Today I looked at a small house, about 900 square feet, renting for $3,350. This house is comfortable enough for two people. In 2009, this home sold for $550,000 and today it’s worth $1,100,000. I could just say, “that’s the market we’re living in,” and skedaddle. Instead, I walked away feeling angry and frustrated from the open house. As a child of immigrants, I was constantly reminded that if I go to school and work hard that I’ll be successful. Success meant owning my own home, in the neighborhood where I grew up, and it meant being able to travel without batting an eye, and basically living a life where you weren’t counting your pennies; where things I considered luxuries, like this small home, would be accessible to me. Fast forward to today with a college degree and MBA in hand, and luxury today is being able to order Blue Apron every week. I order it because I’m a terrible cook and it beats spending $75 a week on groceries that will end up tasting terrible once I’m done with the recipe I found on allrecipes.com.

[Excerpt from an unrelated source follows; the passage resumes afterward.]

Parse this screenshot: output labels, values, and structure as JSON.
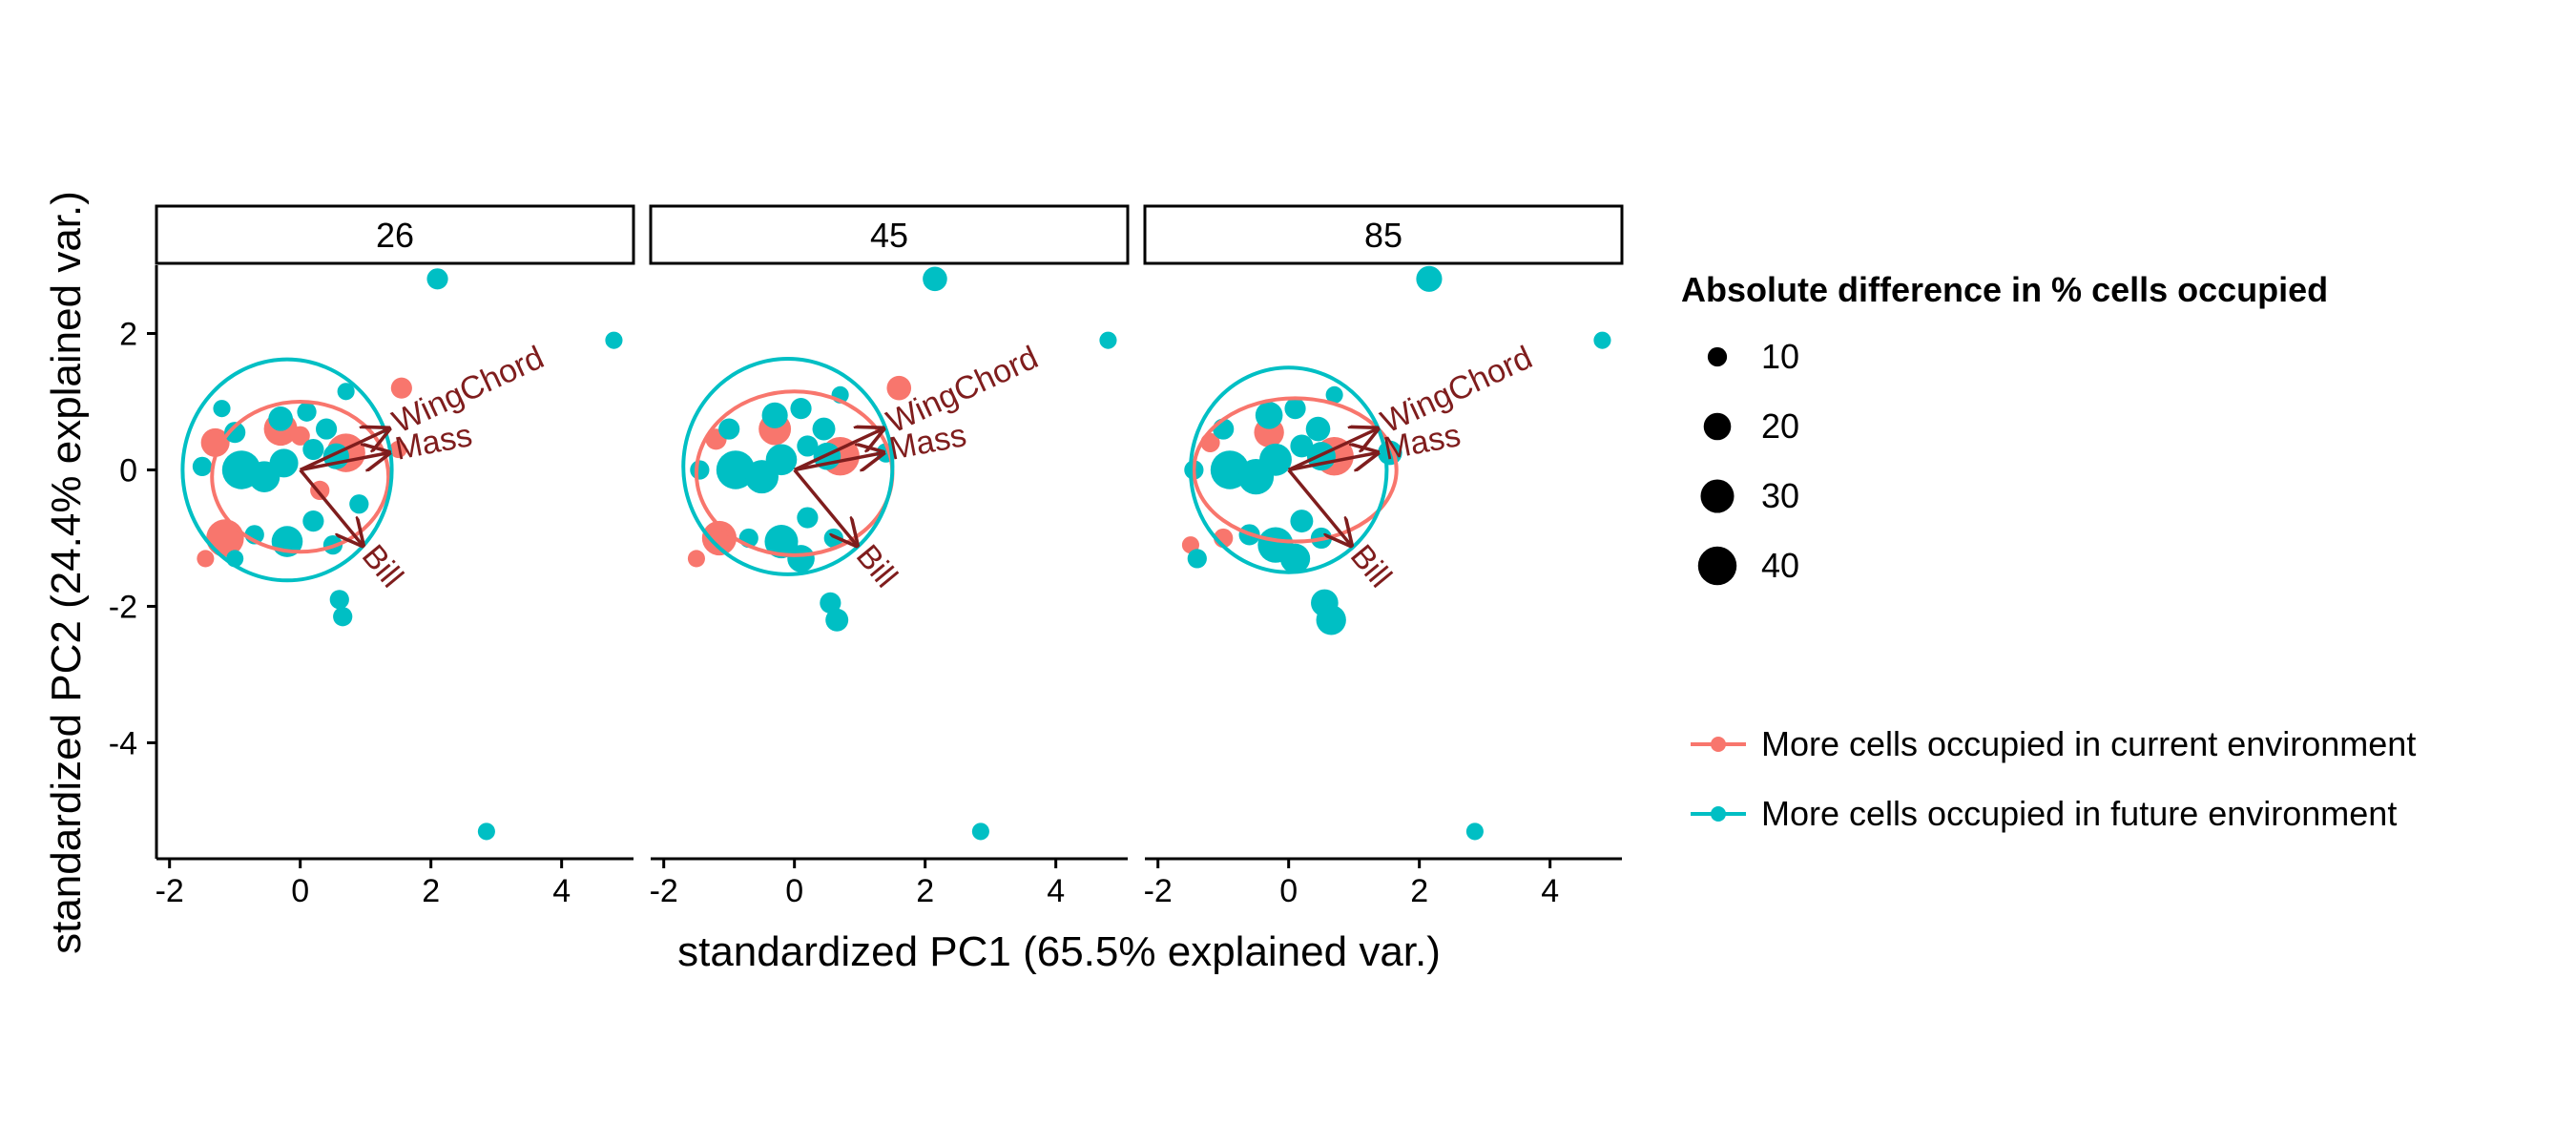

So if a college degree, an MBA, and a decent paying job at a large tech company don’t mean success in terms of today’s Silicon Valley economy, how do I get to the success I worked for growing up? How do I get to the success I’ve been working so hard to reach? Do I need to add being a Lyft driver as a part-time job or maybe provide freelance on TaskRabbit on top of that second job so I can pay this astronomical amount of rent for a home that I could have paid the mortgage on in 2009? Did Silicon Valley create these service companies so that those of us that grew here could afford to stay here? It doesn’t add up.
I have a lot of questions and no one to answer them. I’ll continue to work hard and pretend that there isn’t an invisible ceiling placed by the economy or a system I’m not aware of. It’s hard not believing in, “passion, education, and hard work will make you successful.” It hasn’t been my experience so far maybe time will prove me wrong.